NEW YORK, March 23 (Xinhua) — Wall Street sank in another volatile session on Monday as investors cautiously awaited further U.S. stimulus-response to offset the economic damage by COVID-19 pandemic.
The Dow shed another 3 percent to close at 18,591.93, its lowest reading since November 2016. The S&P 500 decreased 2.9 percent to 2,237.40 and the tech-heavy Nasdaq was down 0.27 percent to 6,860.67.
Ten of the 11 primary S&P 500 sectors ended lower, with energy and financials down 6.65 percent and 6.11 percent, the two worst-performing groups.
The slide came despite the Federal Reserve’s aggressive efforts to support the economy.
The U.S. central bank announced Monday morning that it will purchase U.S. treasuries and agency mortgage-backed securities with no limit to help markets function more efficiently amid coronavirus uncertainty.
“This morning’s Fed announcement transformed last week’s run-of-the-mill QE (quantitative easing) into something far more robust,” Chris Low, chief economist at FHN Financials, said in a note on Monday.
Earlier this month, the Fed made an unprecedented second emergency rate cut over just a two-week period, bringing the benchmark rate to near zero.

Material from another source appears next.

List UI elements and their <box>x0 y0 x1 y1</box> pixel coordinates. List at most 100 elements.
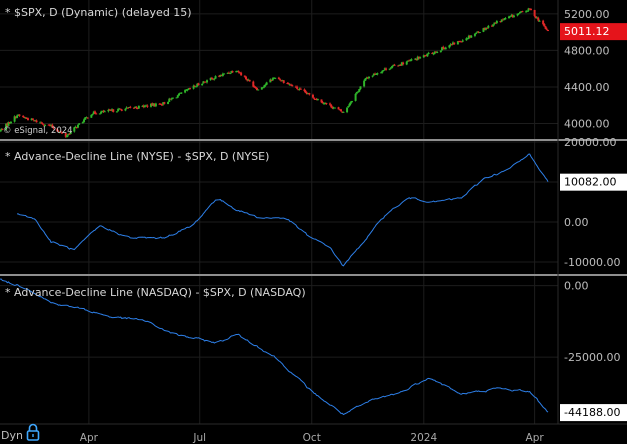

It also launched a massive QE program, pledging to boost its bond holdings by at least 700 billion U.S. dollars as a means to keep long rates down and provide liquidity into capital markets.

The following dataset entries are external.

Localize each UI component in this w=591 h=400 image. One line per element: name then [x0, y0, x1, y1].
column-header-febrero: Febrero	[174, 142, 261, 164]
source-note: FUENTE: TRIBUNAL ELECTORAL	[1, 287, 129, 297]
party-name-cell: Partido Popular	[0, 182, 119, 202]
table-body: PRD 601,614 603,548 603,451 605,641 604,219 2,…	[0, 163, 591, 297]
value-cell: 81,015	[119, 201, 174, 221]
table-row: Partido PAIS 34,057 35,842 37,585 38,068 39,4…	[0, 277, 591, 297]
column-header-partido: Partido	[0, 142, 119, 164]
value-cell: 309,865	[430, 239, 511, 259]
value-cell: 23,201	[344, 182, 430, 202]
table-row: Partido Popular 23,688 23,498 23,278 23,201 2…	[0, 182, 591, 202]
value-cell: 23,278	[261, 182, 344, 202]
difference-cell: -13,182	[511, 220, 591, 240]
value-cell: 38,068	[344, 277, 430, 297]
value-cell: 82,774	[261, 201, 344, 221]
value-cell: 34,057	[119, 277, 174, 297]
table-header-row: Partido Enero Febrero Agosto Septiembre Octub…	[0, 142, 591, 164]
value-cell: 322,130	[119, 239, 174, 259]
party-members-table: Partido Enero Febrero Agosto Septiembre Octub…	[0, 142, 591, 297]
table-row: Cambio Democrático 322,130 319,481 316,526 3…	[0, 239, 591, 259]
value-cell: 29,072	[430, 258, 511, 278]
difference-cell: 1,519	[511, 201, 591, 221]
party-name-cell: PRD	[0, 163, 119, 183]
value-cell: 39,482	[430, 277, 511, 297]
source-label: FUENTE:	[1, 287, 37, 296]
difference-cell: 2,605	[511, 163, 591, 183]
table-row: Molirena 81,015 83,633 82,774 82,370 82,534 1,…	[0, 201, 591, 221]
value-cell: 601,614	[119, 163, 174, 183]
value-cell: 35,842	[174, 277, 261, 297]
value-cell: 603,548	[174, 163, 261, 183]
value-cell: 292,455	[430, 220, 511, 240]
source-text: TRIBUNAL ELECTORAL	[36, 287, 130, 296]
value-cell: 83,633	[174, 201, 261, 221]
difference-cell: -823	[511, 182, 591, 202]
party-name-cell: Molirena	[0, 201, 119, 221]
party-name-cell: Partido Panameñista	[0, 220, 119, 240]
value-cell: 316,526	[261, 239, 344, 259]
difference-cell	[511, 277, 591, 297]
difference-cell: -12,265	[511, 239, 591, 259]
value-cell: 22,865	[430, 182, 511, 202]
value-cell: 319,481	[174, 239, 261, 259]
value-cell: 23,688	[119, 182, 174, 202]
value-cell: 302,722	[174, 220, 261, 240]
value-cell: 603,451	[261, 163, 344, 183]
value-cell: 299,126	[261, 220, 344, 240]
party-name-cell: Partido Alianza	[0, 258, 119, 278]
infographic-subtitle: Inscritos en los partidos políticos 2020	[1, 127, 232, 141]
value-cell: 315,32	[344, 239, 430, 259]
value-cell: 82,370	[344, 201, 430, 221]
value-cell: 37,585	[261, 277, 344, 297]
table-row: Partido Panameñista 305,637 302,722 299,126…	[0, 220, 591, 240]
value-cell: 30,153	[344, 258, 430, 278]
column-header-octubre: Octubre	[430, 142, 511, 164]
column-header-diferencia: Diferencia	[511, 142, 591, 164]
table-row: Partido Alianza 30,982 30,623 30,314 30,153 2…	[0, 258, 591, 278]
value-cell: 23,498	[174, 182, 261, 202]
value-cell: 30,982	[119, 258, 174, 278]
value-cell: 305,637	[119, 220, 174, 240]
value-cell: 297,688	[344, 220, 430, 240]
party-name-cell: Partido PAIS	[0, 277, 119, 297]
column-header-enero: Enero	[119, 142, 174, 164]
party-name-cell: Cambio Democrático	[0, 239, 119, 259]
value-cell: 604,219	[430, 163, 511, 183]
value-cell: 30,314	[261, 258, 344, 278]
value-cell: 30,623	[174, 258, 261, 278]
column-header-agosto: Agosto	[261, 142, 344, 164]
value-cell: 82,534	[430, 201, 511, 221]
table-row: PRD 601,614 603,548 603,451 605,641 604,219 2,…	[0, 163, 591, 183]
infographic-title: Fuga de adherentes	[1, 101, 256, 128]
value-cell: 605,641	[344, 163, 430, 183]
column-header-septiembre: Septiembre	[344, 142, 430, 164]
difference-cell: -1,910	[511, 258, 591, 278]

The rapidly rising number of coronavirus cases in the United States overshadowed Fed’s efforts, and Wall Street awaited Washington lawmakers to agree to an economic stimulus and rescue plan to cushion the blow from the epidemic, experts noted.
Democrats and Republicans in Congress on Monday continued negotiations over a massive stimulus funding package.

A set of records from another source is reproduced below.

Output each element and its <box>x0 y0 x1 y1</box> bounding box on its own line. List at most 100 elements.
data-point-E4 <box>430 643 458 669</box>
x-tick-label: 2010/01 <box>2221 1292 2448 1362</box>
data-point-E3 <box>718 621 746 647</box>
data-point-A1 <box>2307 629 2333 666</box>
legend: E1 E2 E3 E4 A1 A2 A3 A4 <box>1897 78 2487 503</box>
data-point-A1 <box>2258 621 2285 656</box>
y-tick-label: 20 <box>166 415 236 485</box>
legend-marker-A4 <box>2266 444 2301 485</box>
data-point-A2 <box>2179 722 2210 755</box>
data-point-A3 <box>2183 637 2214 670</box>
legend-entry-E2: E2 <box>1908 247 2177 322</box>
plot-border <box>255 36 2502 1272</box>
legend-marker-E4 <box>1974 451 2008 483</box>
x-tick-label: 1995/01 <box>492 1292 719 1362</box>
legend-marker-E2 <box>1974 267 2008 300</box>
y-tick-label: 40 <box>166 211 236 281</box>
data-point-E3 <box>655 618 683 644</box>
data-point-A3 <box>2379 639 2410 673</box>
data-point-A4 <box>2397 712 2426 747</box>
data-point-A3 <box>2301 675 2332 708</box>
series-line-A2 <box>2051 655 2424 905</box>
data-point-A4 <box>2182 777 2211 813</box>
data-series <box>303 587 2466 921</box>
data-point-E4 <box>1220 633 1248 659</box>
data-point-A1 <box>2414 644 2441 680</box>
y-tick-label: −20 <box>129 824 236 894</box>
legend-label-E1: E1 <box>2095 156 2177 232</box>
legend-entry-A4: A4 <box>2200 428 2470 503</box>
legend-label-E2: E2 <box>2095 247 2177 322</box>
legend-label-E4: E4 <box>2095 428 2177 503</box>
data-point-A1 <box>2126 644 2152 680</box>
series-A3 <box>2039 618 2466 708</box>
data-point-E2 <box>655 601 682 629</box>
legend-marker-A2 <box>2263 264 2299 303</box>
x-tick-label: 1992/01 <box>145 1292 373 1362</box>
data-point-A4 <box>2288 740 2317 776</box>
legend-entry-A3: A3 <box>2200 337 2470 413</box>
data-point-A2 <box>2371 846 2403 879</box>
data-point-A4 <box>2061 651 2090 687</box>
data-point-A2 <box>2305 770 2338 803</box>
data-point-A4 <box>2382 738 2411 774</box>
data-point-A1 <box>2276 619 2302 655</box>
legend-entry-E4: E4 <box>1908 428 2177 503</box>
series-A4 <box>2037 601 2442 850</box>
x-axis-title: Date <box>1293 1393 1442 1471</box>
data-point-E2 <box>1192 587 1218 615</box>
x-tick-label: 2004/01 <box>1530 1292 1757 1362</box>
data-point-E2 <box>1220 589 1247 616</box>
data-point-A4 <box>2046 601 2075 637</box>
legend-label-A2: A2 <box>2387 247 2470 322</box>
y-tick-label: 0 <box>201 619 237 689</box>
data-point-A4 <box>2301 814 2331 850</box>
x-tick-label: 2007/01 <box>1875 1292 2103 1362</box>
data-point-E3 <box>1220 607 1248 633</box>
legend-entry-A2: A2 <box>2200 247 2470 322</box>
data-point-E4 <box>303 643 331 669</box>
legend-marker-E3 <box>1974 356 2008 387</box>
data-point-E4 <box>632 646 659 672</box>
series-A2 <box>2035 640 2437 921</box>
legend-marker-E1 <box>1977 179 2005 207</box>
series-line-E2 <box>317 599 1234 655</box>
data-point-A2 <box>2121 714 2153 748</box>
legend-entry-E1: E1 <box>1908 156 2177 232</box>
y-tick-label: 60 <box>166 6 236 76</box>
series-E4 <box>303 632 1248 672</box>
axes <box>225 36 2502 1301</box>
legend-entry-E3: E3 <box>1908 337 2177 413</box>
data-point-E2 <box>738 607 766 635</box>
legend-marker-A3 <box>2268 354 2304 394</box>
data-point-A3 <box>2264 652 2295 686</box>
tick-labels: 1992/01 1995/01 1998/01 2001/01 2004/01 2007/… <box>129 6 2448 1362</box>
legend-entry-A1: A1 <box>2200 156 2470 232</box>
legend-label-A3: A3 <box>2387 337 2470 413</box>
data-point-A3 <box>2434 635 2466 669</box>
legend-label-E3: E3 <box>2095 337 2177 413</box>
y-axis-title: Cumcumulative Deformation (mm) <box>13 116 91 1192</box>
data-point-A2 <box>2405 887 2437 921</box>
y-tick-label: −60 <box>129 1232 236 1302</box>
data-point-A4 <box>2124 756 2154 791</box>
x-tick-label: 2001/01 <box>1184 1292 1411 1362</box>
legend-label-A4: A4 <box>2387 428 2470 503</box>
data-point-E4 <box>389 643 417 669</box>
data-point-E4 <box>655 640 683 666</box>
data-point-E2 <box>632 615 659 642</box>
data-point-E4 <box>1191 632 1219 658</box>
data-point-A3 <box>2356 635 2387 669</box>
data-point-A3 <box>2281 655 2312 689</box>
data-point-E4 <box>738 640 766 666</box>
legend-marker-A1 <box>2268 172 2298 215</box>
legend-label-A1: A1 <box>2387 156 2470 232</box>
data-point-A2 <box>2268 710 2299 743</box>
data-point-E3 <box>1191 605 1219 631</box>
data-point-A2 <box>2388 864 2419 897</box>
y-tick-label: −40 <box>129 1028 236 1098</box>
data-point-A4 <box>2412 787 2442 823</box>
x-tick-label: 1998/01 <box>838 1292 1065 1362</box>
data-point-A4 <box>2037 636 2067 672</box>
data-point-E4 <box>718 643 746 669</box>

The economic stimulus package, which could send direct payments to most Americans, and throw a lifeline to small businesses as well as hard-hit industries by the virus, has been stalled for the second day in a row.
The U.S. response to offset this hit to economic activity is accelerating, but for now the impact of the containment measures is still overwhelming the policy response, said UBS Global Wealth Management’s Chief Investment Officer Mark Haefele.
The number of COVID-19 cases in the United States topped 40,000 as of 1:30 p.m. U.S. Eastern Time on Monday (1730 GMT), according to the Center for Systems Science and Engineering at Johns Hopkins University.
Federal Reserve Bank of St. Louis President James Bullard warned that the U.S. unemployment rate could hit 30 percent in the second quarter as the coronavirus freezes the economy.
The International Monetary Fund said on Monday that it expects a global recession this year at least as bad as the one in 2008-09, triggered by the coronavirus pandemic.
Wall Street has suffered from extreme market volatility these days with the major averages posting dramatic single-day moves, as investors grappled with virus fears.
For the week ending March 20, the Dow shed 17.3 percent, the S&P 500 fell 14.98 percent and the Nasdaq lost 12.64 percent. The major averages had their worst weekly performances since the global financial crisis in 2008.
Looking ahead, “market developments will be determined by the answers to two key questions, including how quickly economic activity can normalize and how much policy responses can limit corporate bankruptcies and job losses,” analysts at UBS said in a note on Monday.